Do we have a trans-Atlantic net neutrality accord?
Both the new FCC chairman, Tom Wheeler and Neelie Kroes, the EU Information Commissioner, seem to be singing from a similar hymn sheet on net neutrality. Neelie’s position is well known to our readers/viewers. She talks herself up as a spirited supporter of net neutrality (her version) and promises that users will have assured access to content on “best effort” Internet. Then there’s the ‘but’. Here she is addressing the parliament back in June.
"First, we should allow innovation. The new services round the corner depend not just on content, but on high-quality connections. For example, if you've just bought a videoconferencing system, you'll probably also want an internet service that guarantees the right quality, end-to-end. If someone wants to pay extra for that, no EU rules should stand in their way; it's not my job to ban people from buying those services, nor to prevent people providing them. If you don't want to buy them that is also fine, and you should absolutely continue to benefit from the "best efforts internet".
Suddenly we’re not talking about access to all content for everyone. There is now some content or services which need special treatment and that you have to pay extra for.
And so it came to pass. The ability of ISP’s to sell better than best-effort treatment to upstream service and content providers was explicitly allowed for in the proposed legislation. Not many noticed since the volume knob on Kroes’ pro-neutrality patter had been turned up to 11.
Let’s forget for the moment that both video (Netflix, YouTube, catch-up TV etc) and an increasing proportion of International voice services have been running very nicely across IP (the Internet) for years at ‘good enough’ quality. They don’t seem to need any extra special treatment and where they do it’s quite within the ISP’s ability to groom the traffic to meet end-users quality requirements without going off and double-charging for it. In fact it’s arguable that the ‘quality required’ proposition itself is just nonsense (see -OTT is dead).

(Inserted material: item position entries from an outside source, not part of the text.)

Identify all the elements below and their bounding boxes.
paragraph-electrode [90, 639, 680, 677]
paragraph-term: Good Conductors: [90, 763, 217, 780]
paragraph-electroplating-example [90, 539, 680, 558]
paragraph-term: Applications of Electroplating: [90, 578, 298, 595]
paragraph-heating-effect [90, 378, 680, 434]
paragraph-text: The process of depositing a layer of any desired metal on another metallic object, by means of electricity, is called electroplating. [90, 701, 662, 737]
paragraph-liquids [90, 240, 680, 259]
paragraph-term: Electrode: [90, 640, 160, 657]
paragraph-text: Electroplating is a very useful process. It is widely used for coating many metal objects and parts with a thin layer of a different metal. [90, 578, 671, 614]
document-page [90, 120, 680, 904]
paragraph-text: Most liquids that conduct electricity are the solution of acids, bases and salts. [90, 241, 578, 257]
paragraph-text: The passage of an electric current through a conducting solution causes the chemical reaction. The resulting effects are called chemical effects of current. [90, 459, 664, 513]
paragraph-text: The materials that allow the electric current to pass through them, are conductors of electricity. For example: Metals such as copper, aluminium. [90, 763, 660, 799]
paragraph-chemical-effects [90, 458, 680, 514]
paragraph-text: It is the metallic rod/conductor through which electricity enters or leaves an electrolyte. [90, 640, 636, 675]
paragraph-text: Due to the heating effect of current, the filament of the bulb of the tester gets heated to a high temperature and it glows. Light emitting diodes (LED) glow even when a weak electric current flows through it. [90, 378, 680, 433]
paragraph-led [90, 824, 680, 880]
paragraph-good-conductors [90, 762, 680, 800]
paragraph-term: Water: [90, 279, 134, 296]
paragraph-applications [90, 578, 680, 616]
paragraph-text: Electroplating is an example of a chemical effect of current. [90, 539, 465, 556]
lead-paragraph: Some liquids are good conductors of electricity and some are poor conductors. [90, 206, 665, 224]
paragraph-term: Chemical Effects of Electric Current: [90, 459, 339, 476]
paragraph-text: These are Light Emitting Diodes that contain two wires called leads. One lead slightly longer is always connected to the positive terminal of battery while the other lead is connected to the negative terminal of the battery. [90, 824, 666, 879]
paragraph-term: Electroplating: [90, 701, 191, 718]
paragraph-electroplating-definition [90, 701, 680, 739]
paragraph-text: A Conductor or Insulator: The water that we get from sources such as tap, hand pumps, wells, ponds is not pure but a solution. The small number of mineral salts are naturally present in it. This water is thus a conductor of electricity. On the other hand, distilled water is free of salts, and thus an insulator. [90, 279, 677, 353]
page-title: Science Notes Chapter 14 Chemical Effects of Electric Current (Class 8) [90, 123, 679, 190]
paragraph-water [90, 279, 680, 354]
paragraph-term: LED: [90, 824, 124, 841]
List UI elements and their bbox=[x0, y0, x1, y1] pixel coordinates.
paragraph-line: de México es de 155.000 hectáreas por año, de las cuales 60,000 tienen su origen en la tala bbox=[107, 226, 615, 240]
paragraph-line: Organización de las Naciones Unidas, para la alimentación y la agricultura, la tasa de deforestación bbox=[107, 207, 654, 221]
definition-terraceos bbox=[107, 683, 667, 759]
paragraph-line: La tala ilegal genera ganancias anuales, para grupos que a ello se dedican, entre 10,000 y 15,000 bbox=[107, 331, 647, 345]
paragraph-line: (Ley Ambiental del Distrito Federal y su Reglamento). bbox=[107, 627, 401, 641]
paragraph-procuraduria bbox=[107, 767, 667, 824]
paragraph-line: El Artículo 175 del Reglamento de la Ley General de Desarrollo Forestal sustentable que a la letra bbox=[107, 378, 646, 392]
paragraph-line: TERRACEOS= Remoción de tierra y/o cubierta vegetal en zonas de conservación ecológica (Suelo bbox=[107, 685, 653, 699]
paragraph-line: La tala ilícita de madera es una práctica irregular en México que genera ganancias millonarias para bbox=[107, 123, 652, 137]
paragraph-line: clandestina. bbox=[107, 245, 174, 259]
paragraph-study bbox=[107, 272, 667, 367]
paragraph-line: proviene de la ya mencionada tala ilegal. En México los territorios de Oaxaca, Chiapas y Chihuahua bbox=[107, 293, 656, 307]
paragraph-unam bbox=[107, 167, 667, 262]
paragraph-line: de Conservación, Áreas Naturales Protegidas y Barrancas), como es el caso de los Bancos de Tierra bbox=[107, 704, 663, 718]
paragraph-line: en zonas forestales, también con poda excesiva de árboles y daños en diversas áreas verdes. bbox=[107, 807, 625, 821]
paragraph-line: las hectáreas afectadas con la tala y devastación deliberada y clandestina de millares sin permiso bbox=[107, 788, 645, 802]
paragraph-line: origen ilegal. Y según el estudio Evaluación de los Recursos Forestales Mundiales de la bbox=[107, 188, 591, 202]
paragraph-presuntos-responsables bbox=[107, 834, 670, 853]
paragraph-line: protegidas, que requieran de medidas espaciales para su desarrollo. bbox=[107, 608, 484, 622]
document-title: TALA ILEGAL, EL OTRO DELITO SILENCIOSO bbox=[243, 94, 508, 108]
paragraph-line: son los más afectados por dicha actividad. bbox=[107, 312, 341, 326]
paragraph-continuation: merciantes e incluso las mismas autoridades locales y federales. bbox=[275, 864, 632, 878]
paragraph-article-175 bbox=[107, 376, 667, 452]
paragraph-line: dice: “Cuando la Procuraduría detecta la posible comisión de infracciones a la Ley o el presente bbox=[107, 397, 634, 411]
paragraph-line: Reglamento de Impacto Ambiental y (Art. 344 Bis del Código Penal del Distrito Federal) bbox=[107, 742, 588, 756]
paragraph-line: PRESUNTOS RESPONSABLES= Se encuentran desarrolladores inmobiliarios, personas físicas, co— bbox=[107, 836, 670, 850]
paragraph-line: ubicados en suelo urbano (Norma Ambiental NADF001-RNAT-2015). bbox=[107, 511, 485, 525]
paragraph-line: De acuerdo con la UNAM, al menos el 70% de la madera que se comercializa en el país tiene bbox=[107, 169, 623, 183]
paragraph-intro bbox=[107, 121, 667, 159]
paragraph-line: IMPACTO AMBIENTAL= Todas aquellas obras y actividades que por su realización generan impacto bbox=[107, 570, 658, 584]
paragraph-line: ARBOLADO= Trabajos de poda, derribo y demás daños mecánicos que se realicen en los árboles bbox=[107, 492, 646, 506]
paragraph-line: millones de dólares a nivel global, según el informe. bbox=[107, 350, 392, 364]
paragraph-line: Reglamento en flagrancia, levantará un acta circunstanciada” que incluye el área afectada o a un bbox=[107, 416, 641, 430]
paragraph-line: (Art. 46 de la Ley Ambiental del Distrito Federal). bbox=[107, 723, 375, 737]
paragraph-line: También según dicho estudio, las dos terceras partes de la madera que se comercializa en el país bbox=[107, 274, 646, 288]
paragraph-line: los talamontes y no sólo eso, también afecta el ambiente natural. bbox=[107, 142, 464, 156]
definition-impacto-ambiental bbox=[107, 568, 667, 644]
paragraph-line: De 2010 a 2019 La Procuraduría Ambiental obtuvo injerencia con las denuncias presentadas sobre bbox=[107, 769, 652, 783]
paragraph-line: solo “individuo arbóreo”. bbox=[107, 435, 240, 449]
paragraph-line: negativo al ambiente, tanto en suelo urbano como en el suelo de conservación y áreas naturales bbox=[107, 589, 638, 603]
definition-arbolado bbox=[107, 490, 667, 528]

But the nagging worry is that, with such a dispensation in place, slowly but surely, as and when the telcos increase their grip on the broadband market and more network-demanding games and services are introduced, ‘best effort’ will turn into a dirt track and premium services will become yet more expensive.
All with the willing participation of the dominant high-end service providers who will come to see complex telco quality deals as an excellent way to raise the barrier to entry for competitors into ‘their’ markets. It doesn’t take long for a bright-eyed challenger like Netflix to turn into a hoary old incumbent intent on protecting the patch and pushing up the ARPU.
So Tom Wheeler, the new chairman at the FCC; how does he stand? As we reported a week or two ago, Wheeler immediately exhibited a strangely familar line in ‘open network’ talk.
“When asked the obvious yes/no question - are you pro Net neutrality? - he appeared to answer another question,” we wrote. “That’s always a worrying sign.”
“I am pro the ability of individuals to access an open network,” he said. So something is obviously going to be let in under the wire sooner or later when some sort of deal is finally struck - what could it be?
Odds on that Wheeler’s position involves the network remaining open in principle - so that any user can get at any content - but (as with the EU information commissioner Neelie Kroes’ neutrality plan for Europe) there will be premium services allowed and encouraged. So you will always be able to access the Internet for any content, but if you’re not on the right service there may be some content that won’t always work as well. Differentiated services, in other words.”
Sure enough, Wheeler has now opened up and laid out his version of a neutral Internet
According to Variety’s website, Wheeler was speaking at Ohio State University where he made the following answer to question from the audience.
“I am a firm believer in the market. I think we’re also going to see a two-sided market where Netflix might say, ‘Well, I’ll pay to make sure that my subscriber receives the best possible transmission of this movie.’ I think we want to let those kinds of things evolve, and we want to observe what happens from that and we want to make decisions accordingly. I go back to the fact that the marketplace is where these decisions ought to be made, and the functionality of a competitive marketplace dictates the degree of regulation.”
That of course is Wheeler’s long view. In the mean time he could find it difficult to get any purchase on the net neutrality issue at all as the D.C. Circuit Court of Appeals mulls the constitutionality of the net neutrality rules that his predecessor eventually managed to get into place. If the court strikes them down Wheeler will have to start from scratch with a different approach.